Interesting! I’ve been testing 1Password (informally, I don’t have the expertise to do real benchmarks) and it’s been night and day for my perception of how quickly it responds. Always wrenching to switch from one program to another, with a lot of muscle memory to retrain, but now that I’m comfortable with 1Password, it seems like a big improvement.
Bruce,
You’re completely right. I recently noticed the same issues. I was testing various browser performance on my Macbook pro. (Brave, Safari, Chrome, Firefox, Edge, & BraveDev)
Like you I’ve recommended lastpass to others in the past. I’m not regretting that.
All of them showed a significant performance impact with lastpass enabled. In some cases (safari and brave) it was a 50% hit. In my initial testing I noticed that the faster the browser, the larger the impact. Which would make sense if the delay is a fixed amount of time spent on Lastpass JS and calls to the mothership.
I’ve began testing 1password and see a small reasonable hit. Maybe about 5-10% depending on the browser. Not to mention the UI feels like a finished professional product worth a yearly subscription fee. I’ve only been using 1password for a few days, but have noticed that all the heavy lifting is done via a binary daemon running in its own threads. The individual browser extensions make local calls to this daemon. This seems much more effective.
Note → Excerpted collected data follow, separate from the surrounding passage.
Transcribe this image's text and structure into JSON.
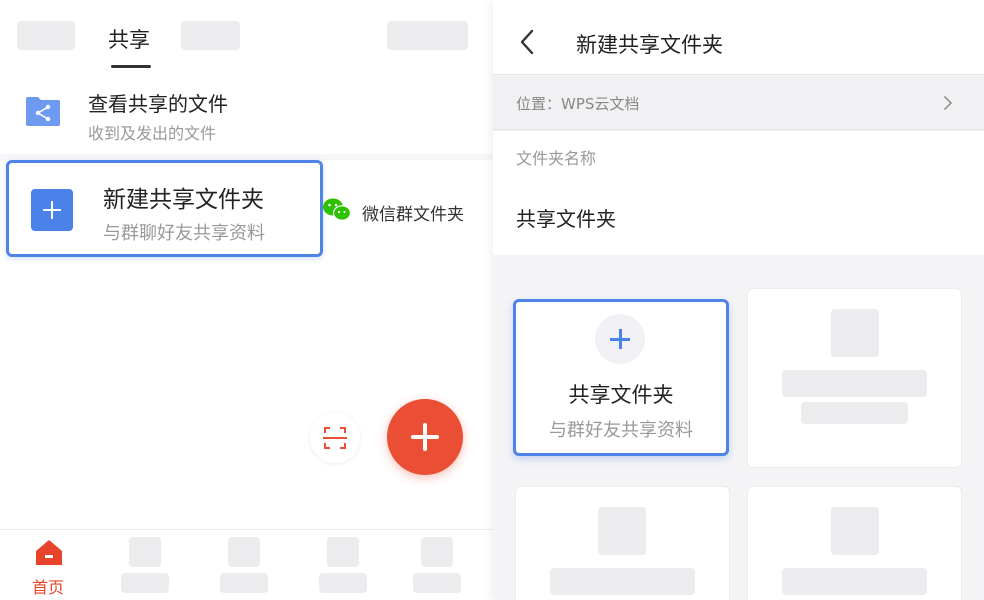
{
  "left_panel": {
    "tabs": [
      {
        "label": "",
        "placeholder": true
      },
      {
        "label": "共享",
        "active": true
      },
      {
        "label": "",
        "placeholder": true
      }
    ],
    "view_shared": {
      "title": "查看共享的文件",
      "subtitle": "收到及发出的文件",
      "icon": "shared-folder-icon"
    },
    "create_shared": {
      "title": "新建共享文件夹",
      "subtitle": "与群聊好友共享资料",
      "icon": "plus-icon"
    },
    "wechat": {
      "label": "微信群文件夹",
      "icon": "wechat-icon"
    },
    "scan_button_icon": "scan-icon",
    "fab_icon": "plus-icon",
    "bottom_nav": {
      "items": [
        {
          "label": "首页",
          "active": true,
          "icon": "home-icon"
        }
      ]
    }
  },
  "right_panel": {
    "title": "新建共享文件夹",
    "back_icon": "chevron-left-icon",
    "location": {
      "text": "位置：WPS云文档",
      "icon": "chevron-right-icon"
    },
    "folder_name": {
      "label": "文件夹名称",
      "value": "共享文件夹"
    },
    "templates": [
      {
        "title": "共享文件夹",
        "subtitle": "与群好友共享资料",
        "selected": true,
        "icon": "plus-icon"
      }
    ]
  },
  "colors": {
    "accent_blue": "#4f84e6",
    "fab_red": "#ea4e34",
    "nav_active": "#e8432b",
    "wechat_green": "#2dc100"
  }
}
I’m planning on doing some additional testing and posting the results. I’ll most likely testing both MacOS and Window 10 and post the results.
I’m interested in learning what you think. I’m heavily invested in LastPass, but this daily little pain point still irks me.
Hello Bruce,
i use LastPass on Core 5 processor, Sony Vaio, not nearly as beefy as your machine. it is fast with no noticeable delay, and with the boxes checked that you suggest unchecking. on the current version of Firefox.
Could it be Chrome is the issue. doesn’t sound likely but who knows.
i was interested by the recent private equity sales. you are right, that will most likely involve a fee increase. i may very well take your advice and switch to Bitwarden.